Fanatic he was, but practical fanatic, and the more dangerous for that. He had viewed the failure of the plan to capture a city in the northwest in February with irritation, but without discouragement. They had acted prematurely there and without sufficient secrecy. That was all. The plan in itself was right. And he had watched the scant reports of the uprising in the newspapers with amusement and scorn. The very steps taken to suppress the facts showed the uneasiness of the authorities and left the nation with a feeling of false security.

The people were always like that. Twice in a hundred years France had experienced the commune. Each time she had been warned, and each time she had waited too long. Ever so often in the life of every nation came these periodic outbursts of discontent, economic in their origin, and ran their course like diseases, contagious, violent and deadly.

The commune always followed long and costly wars. The people would dance, but they revolted at paying the piper.
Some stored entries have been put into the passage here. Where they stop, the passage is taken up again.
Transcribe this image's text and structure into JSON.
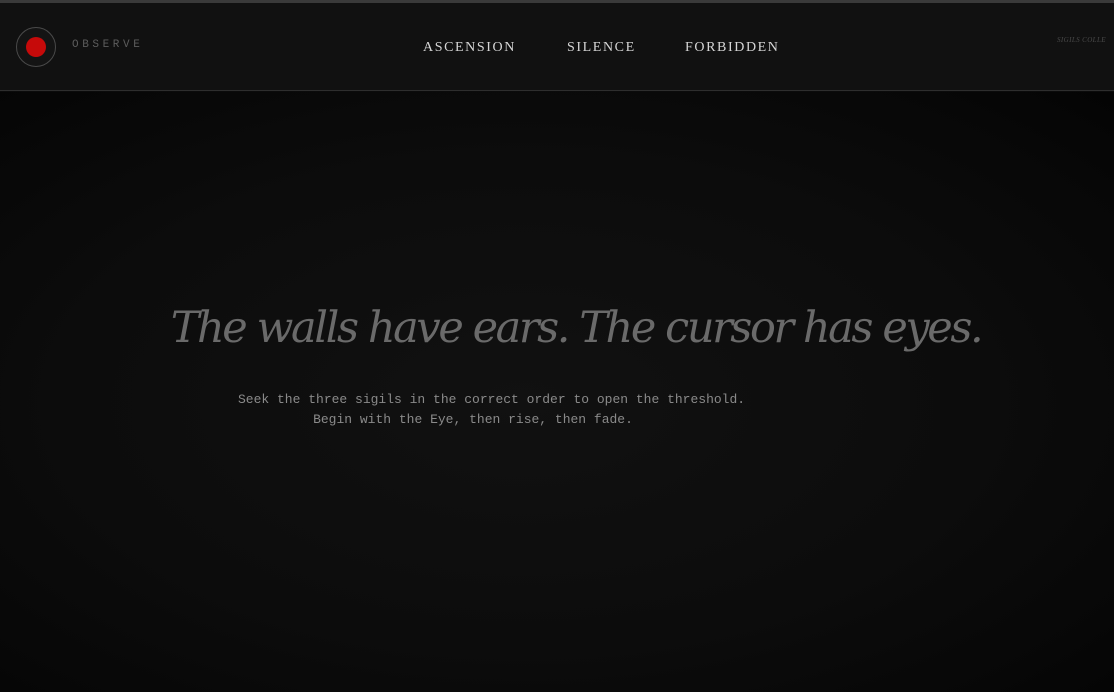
{
  "header": {
    "brand": "OBSERVE",
    "nav": [
      {
        "label": "ASCENSION"
      },
      {
        "label": "SILENCE"
      },
      {
        "label": "FORBIDDEN"
      }
    ],
    "status": "SIGILS COLLE"
  },
  "hero": {
    "headline": "The walls have ears. The cursor has eyes.",
    "instructions": [
      "Seek the three sigils in the correct order to open the threshold.",
      "Begin with the Eye, then rise, then fade."
    ]
  },
  "colors": {
    "background": "#0b0b0b",
    "header_background": "#111111",
    "eye_red": "#c60a0a"
  },
  "icons": {
    "eye_button": "eye-icon"
  }
}
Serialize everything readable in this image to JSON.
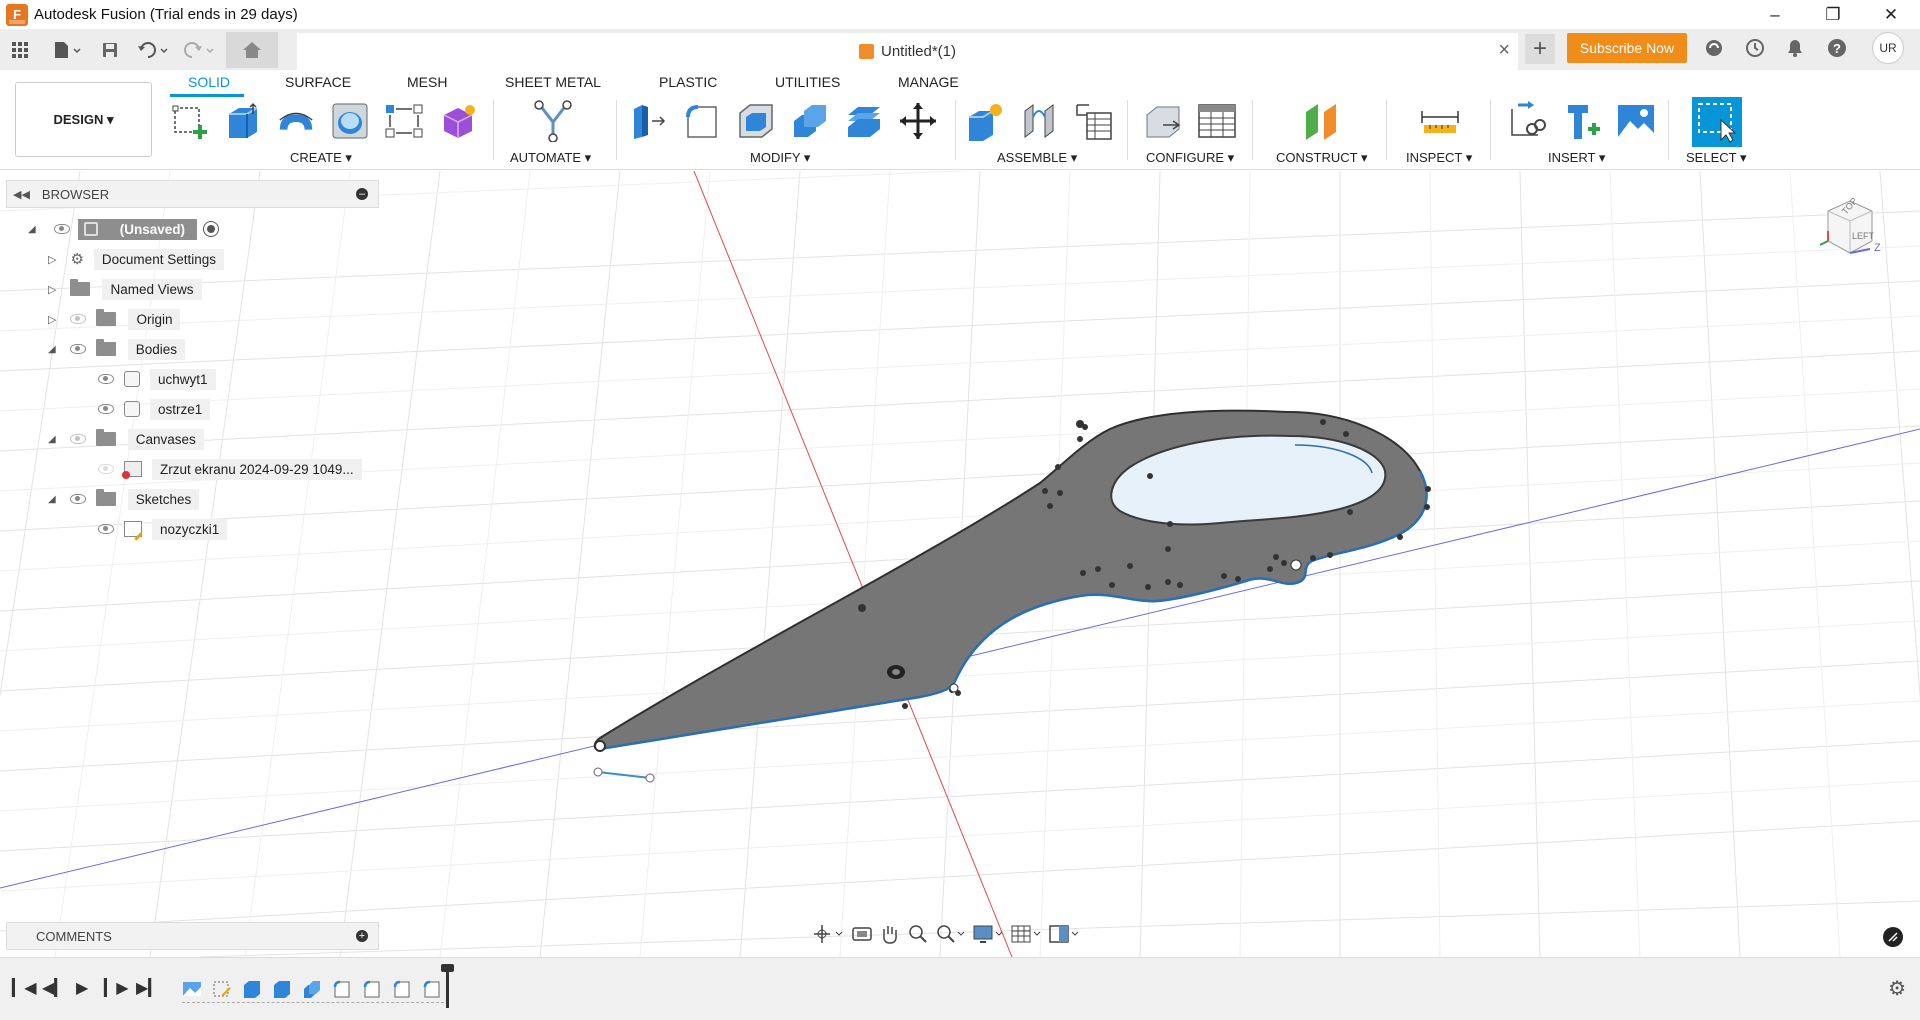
{
  "window": {
    "title": "Autodesk Fusion (Trial ends in 29 days)",
    "logo_letter": "F"
  },
  "doc": {
    "tab_title": "Untitled*(1)"
  },
  "header": {
    "subscribe_label": "Subscribe Now",
    "avatar_initials": "UR"
  },
  "workspace": {
    "label": "DESIGN ▾"
  },
  "tabs": [
    "SOLID",
    "SURFACE",
    "MESH",
    "SHEET METAL",
    "PLASTIC",
    "UTILITIES",
    "MANAGE"
  ],
  "groups": [
    "CREATE ▾",
    "AUTOMATE ▾",
    "MODIFY ▾",
    "ASSEMBLE ▾",
    "CONFIGURE ▾",
    "CONSTRUCT ▾",
    "INSPECT ▾",
    "INSERT ▾",
    "SELECT ▾"
  ],
  "browser": {
    "title": "BROWSER",
    "root": "(Unsaved)",
    "items": [
      "Document Settings",
      "Named Views",
      "Origin",
      "Bodies",
      "uchwyt1",
      "ostrze1",
      "Canvases",
      "Zrzut ekranu 2024-09-29 1049...",
      "Sketches",
      "nozyczki1"
    ]
  },
  "comments": {
    "title": "COMMENTS"
  },
  "viewcube": {
    "top": "TOP",
    "left": "LEFT",
    "z": "Z"
  },
  "colors": {
    "accent": "#0696d7",
    "subscribe": "#f08c18",
    "body_fill": "#707070",
    "edge": "#2a6fb5"
  }
}
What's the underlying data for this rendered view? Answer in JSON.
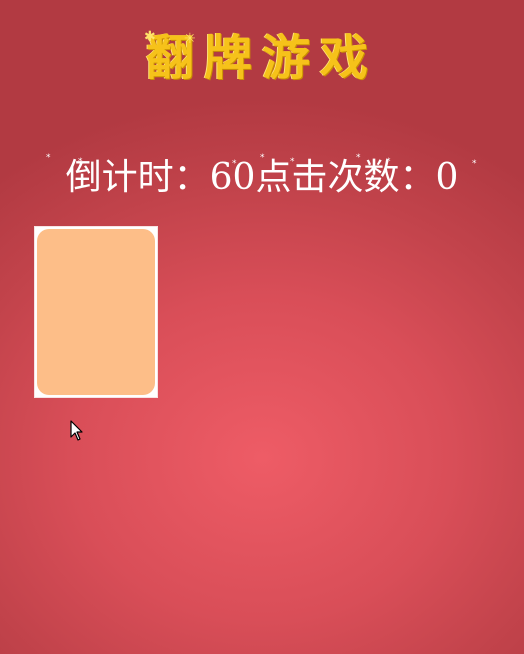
{
  "title": "翻牌游戏",
  "status": {
    "countdown_label": "倒计时：",
    "countdown_value": "60",
    "clicks_label": "点击次数：",
    "clicks_value": "0"
  },
  "cards": [
    {
      "state": "face-down",
      "color": "#fdbe88"
    }
  ],
  "colors": {
    "background": "#e0525c",
    "title": "#f6c21a",
    "text": "#ffffff",
    "card_back": "#fdbe88"
  }
}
The plan in Seattle had been well enough conceived; the city light plant was to have been taken over during the early evening of February 6, and at ten o'clock that night the city was to have gone dark. But the reign of terrorization that was to follow had revolted Jim Osborne, one of their leaders, and from his hotel bedroom he had notified the authorities. Word had gone out to “get” Osborne.
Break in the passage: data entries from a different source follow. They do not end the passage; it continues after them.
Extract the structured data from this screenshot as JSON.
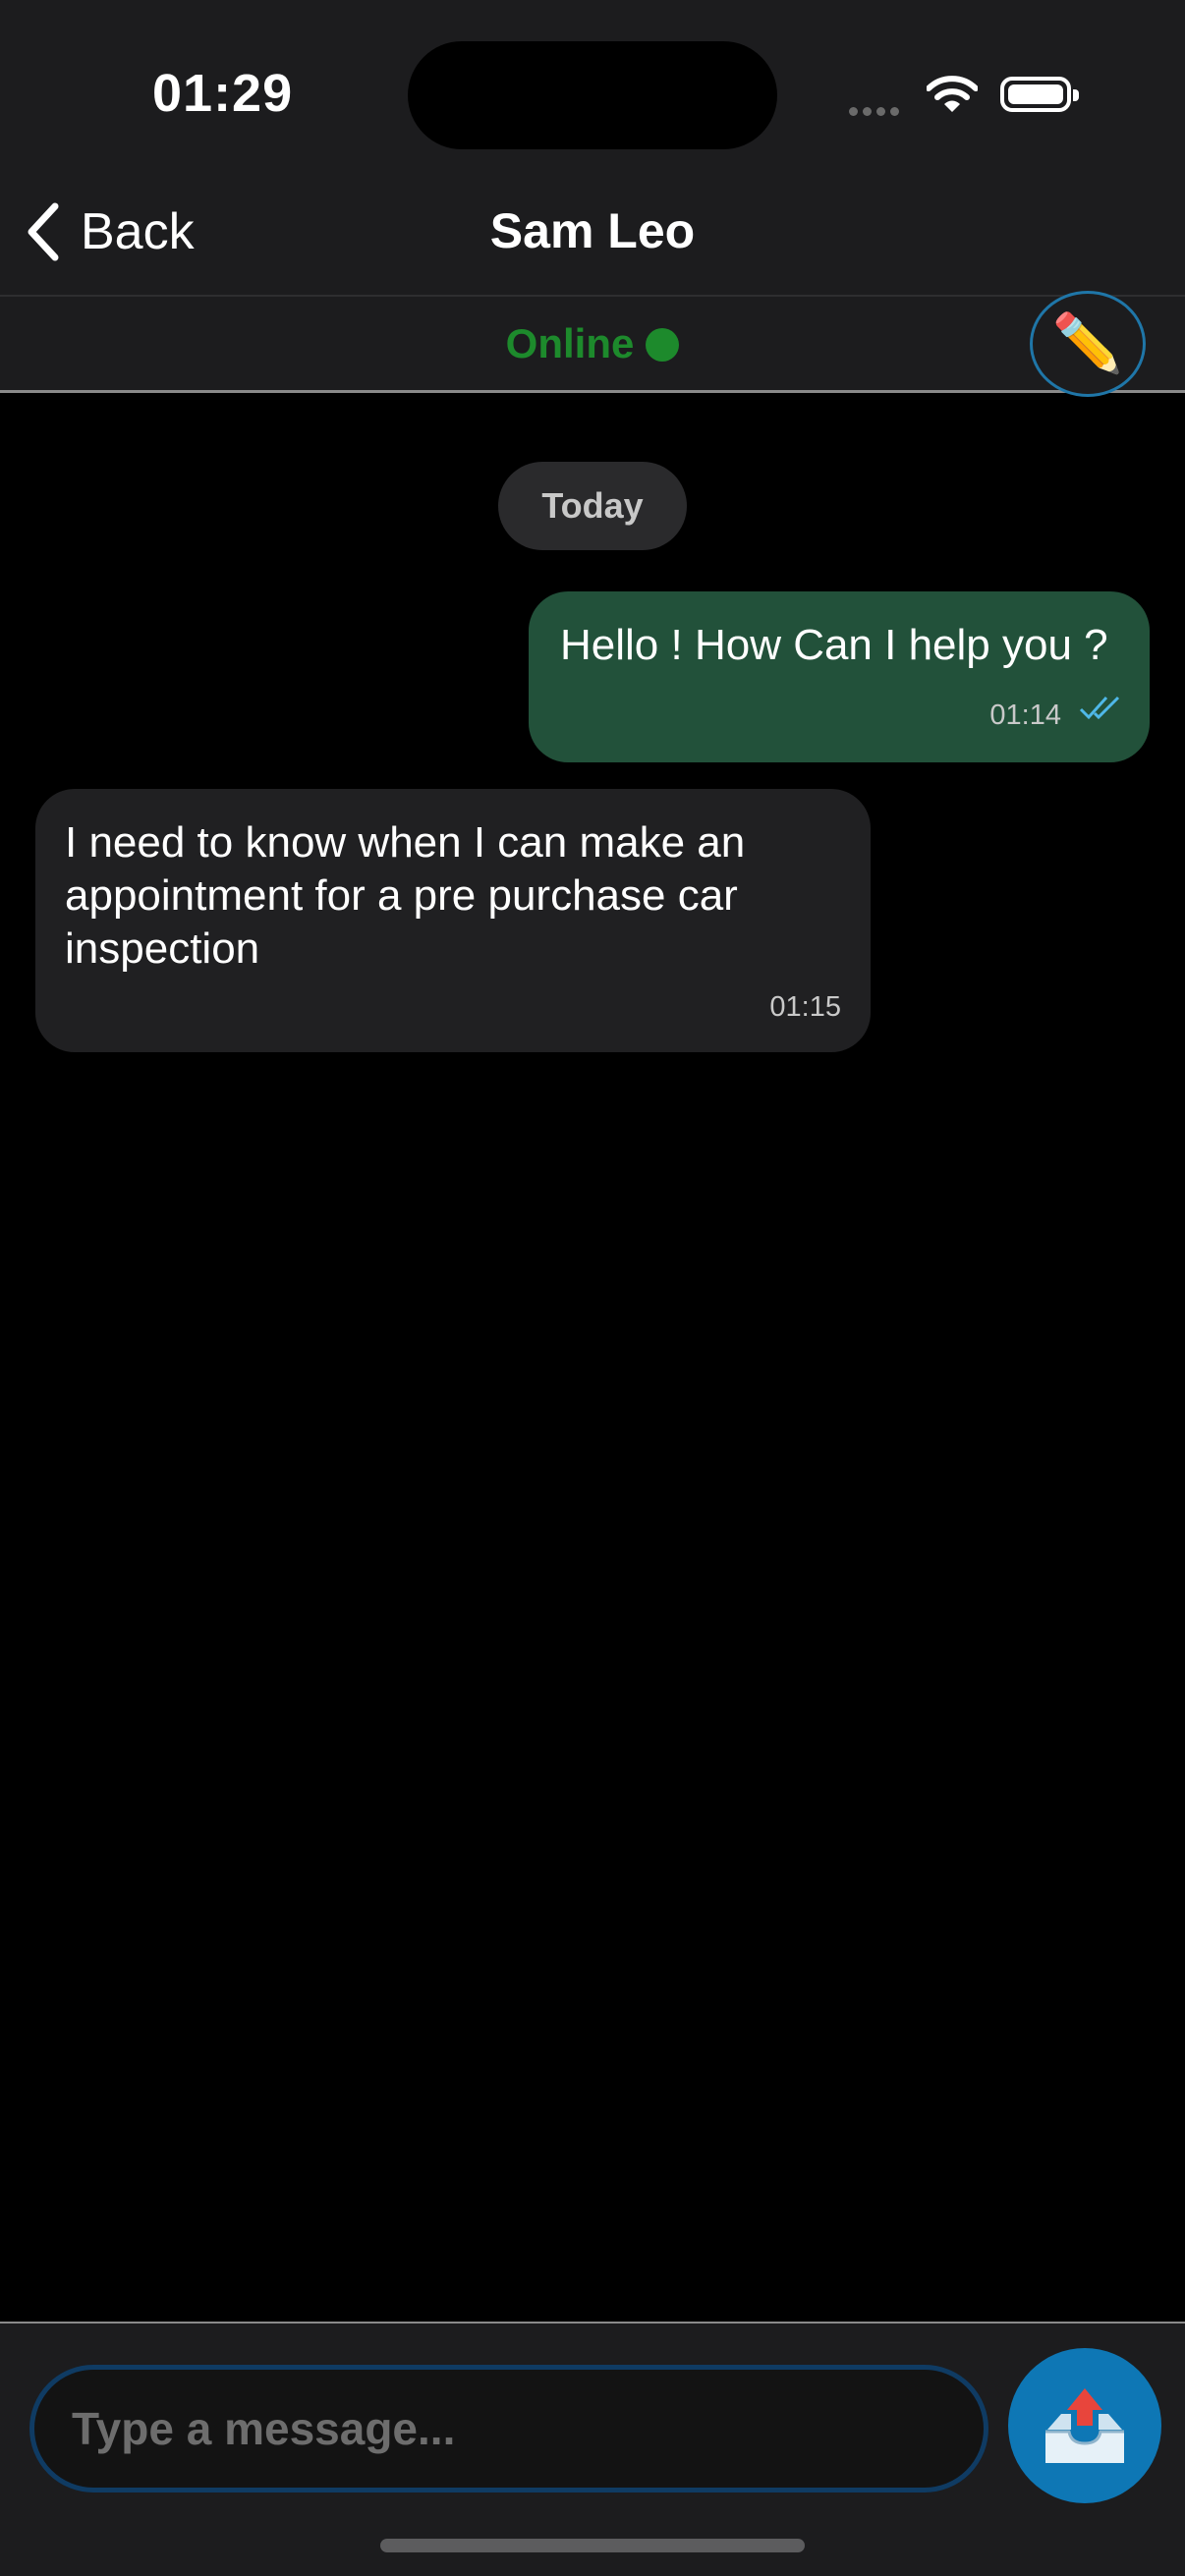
{
  "status_bar": {
    "time": "01:29"
  },
  "nav": {
    "back_label": "Back",
    "title": "Sam Leo"
  },
  "presence": {
    "status": "Online",
    "status_color": "#1d8a2c",
    "edit_icon": "pencil-icon"
  },
  "chat": {
    "date_separator": "Today",
    "messages": [
      {
        "direction": "outgoing",
        "text": "Hello ! How Can I help you ?",
        "time": "01:14",
        "read": true
      },
      {
        "direction": "incoming",
        "text": "I need to know when I can make an appointment for a pre purchase car inspection",
        "time": "01:15"
      }
    ]
  },
  "composer": {
    "placeholder": "Type a message...",
    "send_icon": "outbox-tray-icon"
  },
  "colors": {
    "outgoing_bubble": "#22513a",
    "incoming_bubble": "#202022",
    "accent": "#0e77b5"
  }
}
If it had not been for Osborne, and the conservative element behind him, a flame would have been kindled at Seattle that would have burnt across the nation.

Doyle watched Gompers cynically.. He considered his advocacy of patriotic cooperation between labor and the Government during the war the skillful attitude of an opportunist. Gompers could do better with public opinion behind him than without it. He was an opportunist, riding the wave which would carry him farthest. Playing both ends against the middle, and the middle, himself. He saw Gompers, watching the release of tension that followed the armistice and seeing the great child he had fathered, grown now and conscious of its power,—watching it, fully aware that it had become stronger than he.
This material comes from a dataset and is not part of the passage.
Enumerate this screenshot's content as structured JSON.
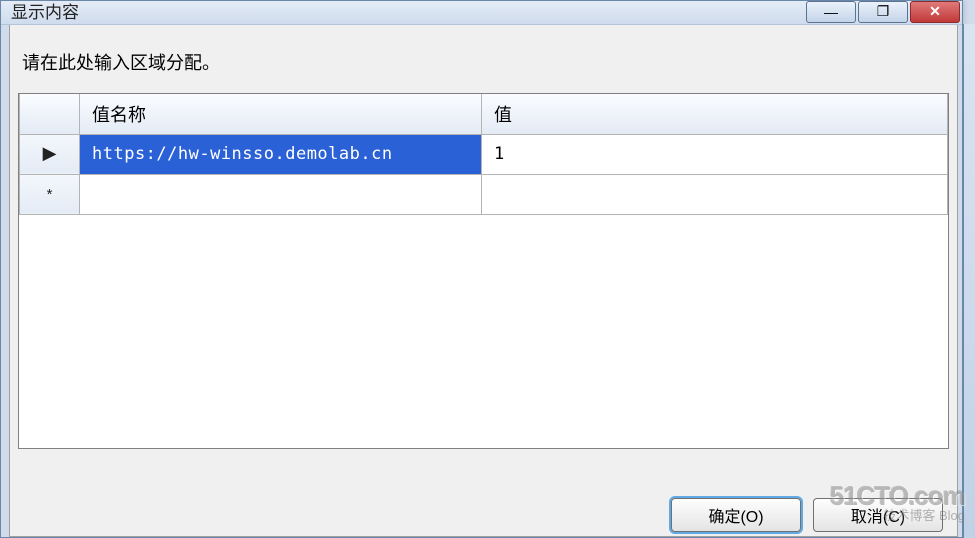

Gompers, according to Doyle, had ceased to be a leader and become a follower, into strange and difficult paths.

The war had made labor's day. No public move was made without consulting organized labor, and a certain element in it had grown drunk with power. To this element Doyle appealed. It was Doyle who wrote the carefully prepared incendiary speeches, which were learned verbatim by his agents for delivery. For Doyle knew one thing, and knew it well. Labor, thinking along new lines, must think along the same lines. Be taught the same doctrines. Be pushed in one direction.

There were, then, two Doyles, one the poseur, flaunting his outrageous doctrines with a sardonic grin, gathering about him a small circle of the intelligentsia, and too openly heterodox to be dangerous. And the other, secretly plotting against the city, wary, cautious, practical and deadly, waiting to overthrow the established order and substitute for it chaos. It was only incidental to him that old Anthony should go with the rest.

But he found a saturnine pleasure in being old Anthony's Nemesis. He meant to be that. He steadily widened the breach between Lily and her family, and he watched the progress of her affair with Louis Akers with relish. He had not sought this particular form of revenge, but Fate had thrust it into his hands, and he meant to be worthy of the opportunity.